I worked in the pricing department of one of the biggest insurers in Massachusetts , and have experience with what you are describing. Let me assure you that this has been tried (it was called “capitation payments”) and failed because the doctors became incentivized to offer fewer services than needed.
One reason for high cost of medical care is overuse of specialized services and underuse of preventative services. A great way to fix that is paying for performance (something along the lines of what Australia is attempting to do), but it is extremely hard to come up with exact metrics to measure performance against, especially in a diverse, medical environment.
#3 — It’s a myth that “one doctor” cannot coordinate care of someone with a complex chronic illness. That is the role of an internist. 20-30 years ago, the smartest minds in medicine specialized in internal medicine for this very reason. Why not now? The problem is that sort of care is not in the least bit lucrative for one doctor to perform given current compensation models. Instead, what Americans get is the cardiologist (or hypertension specialist) managing blood pressure, the endocrinologist managing diabetes, etc. Less problems to deal with per visit = shorter visit = more patients per hour = happy, rich specialists, but Medicare/private insurance ends up paying for visits to the PCP, cardiologist and endocrinologist instead of just the PCP. As an ER physician, I can’t keep track of the number of patients I’ve seen who present with problems relating to having uncoordinated care — a good example is the patient whose gastroenterologist stops the patient’s Plavix for a low-yield, high-paying endoscopy, causing a heart attack.
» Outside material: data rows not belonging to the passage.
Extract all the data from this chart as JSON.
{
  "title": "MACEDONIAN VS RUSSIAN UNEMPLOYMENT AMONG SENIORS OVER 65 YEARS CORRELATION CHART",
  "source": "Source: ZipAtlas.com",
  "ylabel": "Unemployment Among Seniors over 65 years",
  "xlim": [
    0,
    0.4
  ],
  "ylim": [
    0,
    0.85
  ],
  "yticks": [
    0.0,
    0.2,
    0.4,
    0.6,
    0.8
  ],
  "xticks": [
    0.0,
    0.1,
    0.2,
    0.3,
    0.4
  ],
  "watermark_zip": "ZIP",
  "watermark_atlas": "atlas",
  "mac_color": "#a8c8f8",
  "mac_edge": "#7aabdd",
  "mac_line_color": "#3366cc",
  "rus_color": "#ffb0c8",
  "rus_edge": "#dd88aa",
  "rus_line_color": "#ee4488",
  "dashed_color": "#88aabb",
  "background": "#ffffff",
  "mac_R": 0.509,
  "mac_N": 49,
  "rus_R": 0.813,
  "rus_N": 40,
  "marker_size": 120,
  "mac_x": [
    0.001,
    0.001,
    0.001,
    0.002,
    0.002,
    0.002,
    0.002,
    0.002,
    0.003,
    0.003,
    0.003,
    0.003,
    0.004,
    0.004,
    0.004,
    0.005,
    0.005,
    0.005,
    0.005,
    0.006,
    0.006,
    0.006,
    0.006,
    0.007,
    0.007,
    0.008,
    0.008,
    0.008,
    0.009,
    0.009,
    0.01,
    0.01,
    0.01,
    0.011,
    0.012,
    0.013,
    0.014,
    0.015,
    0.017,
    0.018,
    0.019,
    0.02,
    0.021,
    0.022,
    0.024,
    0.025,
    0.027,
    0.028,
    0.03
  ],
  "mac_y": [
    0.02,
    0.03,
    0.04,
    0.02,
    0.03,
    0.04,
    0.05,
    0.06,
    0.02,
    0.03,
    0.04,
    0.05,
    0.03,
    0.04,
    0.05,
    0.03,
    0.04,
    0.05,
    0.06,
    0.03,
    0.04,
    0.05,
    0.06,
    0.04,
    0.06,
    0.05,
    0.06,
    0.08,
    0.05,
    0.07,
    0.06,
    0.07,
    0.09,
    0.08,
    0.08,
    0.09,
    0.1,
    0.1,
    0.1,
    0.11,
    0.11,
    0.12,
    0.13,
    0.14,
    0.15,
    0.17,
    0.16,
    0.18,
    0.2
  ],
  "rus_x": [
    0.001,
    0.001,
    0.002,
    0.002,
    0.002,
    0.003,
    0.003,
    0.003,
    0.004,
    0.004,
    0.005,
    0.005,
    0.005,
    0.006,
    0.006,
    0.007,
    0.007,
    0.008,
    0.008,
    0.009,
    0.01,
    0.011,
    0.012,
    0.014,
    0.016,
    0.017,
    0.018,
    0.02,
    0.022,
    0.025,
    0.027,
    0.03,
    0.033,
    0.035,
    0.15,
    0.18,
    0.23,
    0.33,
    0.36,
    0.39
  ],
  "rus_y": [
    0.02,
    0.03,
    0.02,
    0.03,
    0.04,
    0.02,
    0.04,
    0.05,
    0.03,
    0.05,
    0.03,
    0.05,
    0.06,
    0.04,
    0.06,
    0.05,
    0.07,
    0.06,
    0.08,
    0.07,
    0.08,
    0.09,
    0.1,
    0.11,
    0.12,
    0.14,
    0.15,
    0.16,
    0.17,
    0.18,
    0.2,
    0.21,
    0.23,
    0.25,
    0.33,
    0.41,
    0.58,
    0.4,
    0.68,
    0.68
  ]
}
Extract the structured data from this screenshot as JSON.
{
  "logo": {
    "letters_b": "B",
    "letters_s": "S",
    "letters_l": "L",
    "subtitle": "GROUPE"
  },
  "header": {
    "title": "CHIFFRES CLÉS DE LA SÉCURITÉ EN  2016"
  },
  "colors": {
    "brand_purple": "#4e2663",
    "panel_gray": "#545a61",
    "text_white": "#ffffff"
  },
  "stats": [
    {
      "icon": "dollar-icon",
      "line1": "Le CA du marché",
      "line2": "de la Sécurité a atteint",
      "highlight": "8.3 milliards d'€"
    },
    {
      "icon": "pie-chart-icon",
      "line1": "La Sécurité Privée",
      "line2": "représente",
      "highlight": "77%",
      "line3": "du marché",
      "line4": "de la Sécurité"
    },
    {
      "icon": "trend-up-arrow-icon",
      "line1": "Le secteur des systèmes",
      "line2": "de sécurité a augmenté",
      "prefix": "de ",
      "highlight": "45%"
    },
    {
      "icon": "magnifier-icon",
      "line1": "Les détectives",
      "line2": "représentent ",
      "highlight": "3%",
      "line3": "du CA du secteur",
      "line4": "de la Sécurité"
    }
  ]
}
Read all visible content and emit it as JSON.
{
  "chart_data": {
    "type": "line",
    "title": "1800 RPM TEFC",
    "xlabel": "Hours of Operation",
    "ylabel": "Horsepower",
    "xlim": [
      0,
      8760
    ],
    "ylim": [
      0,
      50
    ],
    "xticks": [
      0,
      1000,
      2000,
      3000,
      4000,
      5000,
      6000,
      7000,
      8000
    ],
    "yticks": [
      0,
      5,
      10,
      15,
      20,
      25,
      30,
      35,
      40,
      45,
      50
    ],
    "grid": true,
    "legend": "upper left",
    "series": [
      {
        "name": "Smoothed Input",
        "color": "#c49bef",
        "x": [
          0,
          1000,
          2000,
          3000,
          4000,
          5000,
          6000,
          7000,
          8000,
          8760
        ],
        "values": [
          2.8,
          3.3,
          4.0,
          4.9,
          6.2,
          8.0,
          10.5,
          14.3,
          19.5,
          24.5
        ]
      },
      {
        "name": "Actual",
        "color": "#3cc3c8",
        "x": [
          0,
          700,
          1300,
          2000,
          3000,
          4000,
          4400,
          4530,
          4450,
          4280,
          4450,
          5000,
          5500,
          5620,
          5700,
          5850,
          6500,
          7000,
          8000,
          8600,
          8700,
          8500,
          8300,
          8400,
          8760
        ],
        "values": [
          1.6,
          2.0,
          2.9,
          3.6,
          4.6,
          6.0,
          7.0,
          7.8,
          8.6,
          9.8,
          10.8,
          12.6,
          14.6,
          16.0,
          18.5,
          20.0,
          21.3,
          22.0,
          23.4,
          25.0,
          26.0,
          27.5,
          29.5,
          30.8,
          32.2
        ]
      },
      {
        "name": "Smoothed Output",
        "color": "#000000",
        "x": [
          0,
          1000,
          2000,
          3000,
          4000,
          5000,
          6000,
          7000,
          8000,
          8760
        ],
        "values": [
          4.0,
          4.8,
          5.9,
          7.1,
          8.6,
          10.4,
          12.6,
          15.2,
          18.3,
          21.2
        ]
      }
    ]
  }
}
Several of the problems with America’s health system would be solved if internists/PCP’s were properly compensated for this sort of complex care. You can take the money away from the specialists to pay for it. This would have a bonus effect of decreasing the number of specialists. At my hospital, not one of the recent internal medicine graduates is sticking with primary care — they are all doing a fellowship. A smart PCP can manage most cases of hypertension, diabetes, hyperlipidemia and various other chronic diseases, even when they are all in the same patient.